Last-minute budget amendments and the County Executive’s vetoes helped deliver a balanced budget for 2014 that falls under the 2 percent tax cap, though home heating costs will rise as a result.
In a meeting that lasted over five hours, the county legislature met Dec. 5 to pass the amended budget with a 16-8 vote that broke mainly along party lines.
The total amount of budget appropriations, after amendments and vetoes, is $439.3 million, which will mean a tax increase of 1.9 percent.
Budget amendments passed by the legislature included reinstating four positions slated for lay-offs or reductions, $10,000 in aid to a homeless shelter, and $20,000 to fund a community garden program for disadvantaged youth. One week later, County Executive Marc Molinaro returned the budget to legislators with vetoes that include the $30,000 for homeless and youth aid, saying those programs should continue to use a grant-funding process already in place.
Most controversial county-wide was the proposal to repeal a sales tax exemption on residential energy sources, including heating oil, electricity and wood. The repeal of the sales tax exemption passed 14-10 but will not go into effect until March 1. It is expected to generate $7.8 million in revenue for the 2014 budget and would be a recurring revenue source. As a sales tax, 18.5 percent will be shared with municipalities across the county based on the current contract for sharing those revenues.
In a memo to legislators that outlined his vetoes, Molinaro placed the blame for the hard budget decisions on unfunded mandates from the state. “Without meaningful mandate relief, the county continues to be forced into paying for Albany’s spending decisions with local tax dollars,” he said. According to Molinaro, as much as 70 percent of the budget is due to mandates.
Legislator Debra Blalock (D), who represents Milan and three other towns, disagrees with Molinaro on the budget choices. “Over past years, there are those of us who have offered various measures that have saved considerable money for other counties throughout the state and country, but our attempts at saving taxpayers’ funds were refused in favor of cutting jobs, restructuring the county’s approach to the various nonprofit agencies that serve our population and now repealing the sales tax exemption on residential energy,” she told the Observer.
Blalock voted “no” on the budget because she could not support the methods it was based upon.
Legislator Sue Serino (R), who represents Hyde Park, said she thought there were other solutions besides raising the energy sales tax to the maximum amount of 3.75 percent. She voted no on the repeal of the sales tax exemption, but yes on the budget because she didn’t want the county to lose critical services.
Serino said she hopes next year the legislature can work on budget issues all year long because the time between Nov. 1, when the county executive’s tentative budget is delivered, and Dec. 10, when the legislature is supposed to adopt, is too short for research into options.

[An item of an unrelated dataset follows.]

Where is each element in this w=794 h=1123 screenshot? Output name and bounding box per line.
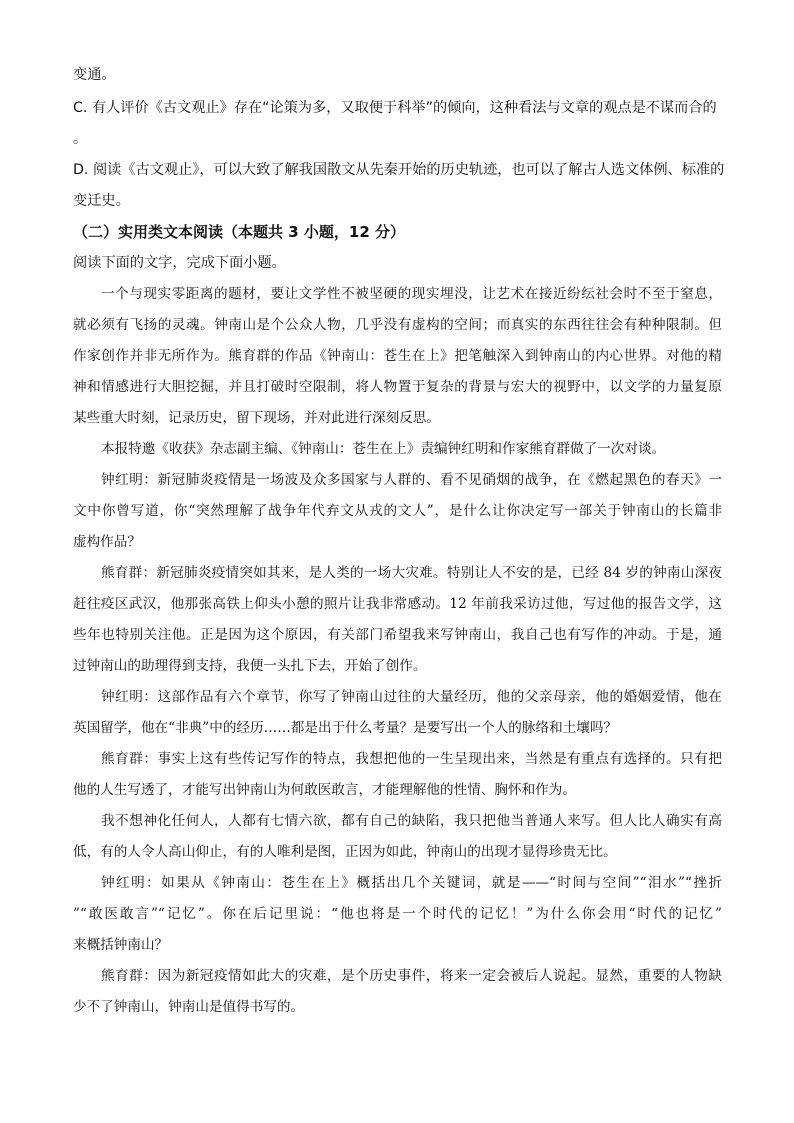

She said many cost-saving options were researched going into the budget vote but few made it to the floor. “It wasn’t that [legislators] weren’t trying. We were trying, but I think [county leaders] were on the path to do this all along and there was no deterring them,” she said.
In his memo, Molinaro said that repeal of the energy sales tax exemption was the “only remaining option” to pay for mandates that include Medicaid, child welfare, preschool special education, early intervention, indigent defense, probation, youth detention, and pensions. The programs cost the county $111 million, according to Molinaro, not including staff and administration costs.
Rich Perkins (D), who also represents Hyde Park, told the Observer he wished the legislature had voted to override the tax cap and worked harder to reduce spending in the budget in order to have more options for closing the budget gap. “A combination of things would have been much better…reducing some of the budget, increasing the property tax slightly, and then possibly repealing the energy exemption but only at a smaller percentage. I think that would have been a lot fairer,” he said. He voted against the energy sales tax and “no” on the budget.
Joel Tyner (D), who represents Clinton and Rhinebeck, proposed several amendments, including the $10,000 for Hudson River Housing and $20,000 for Cornell Cooperative Extension’s gardening program. Tyner voted no on the budget, even including his amendments, and also voted against the sales tax exemption repeal.
Ben Traudt (R), represents Red Hook, and said he feels overall, the budget is responsible because it is balanced. Traudt voted for the amendment to restore the four positions and money for Hudson River Housing and Cornell Cooperative Extension. He voted yes on the budget and for repealing the sales tax exemption, but he said, “It was a tough decision for me to come to… My major concern was that people of lower income would feel the effects of it more than others.”
The legislature has until Dec. 20 to override the vetoes with a two-thirds majority vote and was expected to vote on any overrides at its last scheduled meeting Dec. 16.